Beitrag von politikjoker am 15.07.12 12:39

Da Griechenland es immer ärger treibt, sprechen schön langsam sogar die gedemütigten Deutschen Klartext
..Regierung von den rund 300 mit den internationalen Geldgebern vereinbarten Maßnahmen 210 bisher nicht erfüllt...neue griechische Regierung will die Euro-Länder und den Internationalen Währungsfonds um zwei Jahre mehr Zeit für die Umsetzung der im Austausch für die Milliardenhilfen vereinbarten Reformen bitten...
Dazu kurz, brutal und knapp bekannt aus "Popstars": ABLIEFERN!
...und nicht Geld einstecken fürs Versagen und VersagenundVersagen...! devil
..Ein Land könne nicht dauerhaft die Wirtschaftskraft eines gesamten Währungsverbundes lähmen...
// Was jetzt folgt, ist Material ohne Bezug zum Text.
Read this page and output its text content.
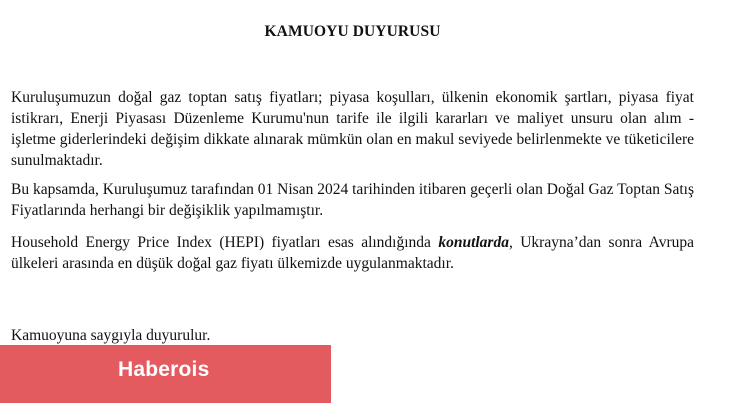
KAMUOYU DUYURUSU

Kuruluşumuzun doğal gaz toptan satış fiyatları; piyasa koşulları, ülkenin ekonomik şartları, piyasa fiyat istikrarı, Enerji Piyasası Düzenleme Kurumu'nun tarife ile ilgili kararları ve maliyet unsuru olan alım - işletme giderlerindeki değişim dikkate alınarak mümkün olan en makul seviyede belirlenmekte ve tüketicilere sunulmaktadır.

Bu kapsamda, Kuruluşumuz tarafından 01 Nisan 2024 tarihinden itibaren geçerli olan Doğal Gaz Toptan Satış Fiyatlarında herhangi bir değişiklik yapılmamıştır.

Household Energy Price Index (HEPI) fiyatları esas alındığında konutlarda, Ukrayna’dan sonra Avrupa ülkeleri arasında en düşük doğal gaz fiyatı ülkemizde uygulanmaktadır.

Kamuoyuna saygıyla duyurulur.

Haberois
Harte Worte, aber genau so isses! Aber wann kapiert das auch das strunzdumm kommunistisch groß gewordene DDR Mädel Merkel..? Wann beender sie ihre Realitätsverweigerung...? Lernt sie es nie, weil sie unter Kommunisten NIEMALS das Lernen gelernt hat..? Muss wieder ein ordentlich demokratisch erzogener Mann ran, fürs "Grobe"..? Suspect
..Hans Michelbach, sieht nach dem neuen Troika-Bericht keine Grundlage mehr für weitere Hilfszahlungen an das sudeuropäische Land...
*NA BUMM* Shocked
Aber wenn das Unsereiner schon Jahre (!) zuvor sagt, glaubt das natürlich keiner! teufel Forum-Politik Lesen macht klug!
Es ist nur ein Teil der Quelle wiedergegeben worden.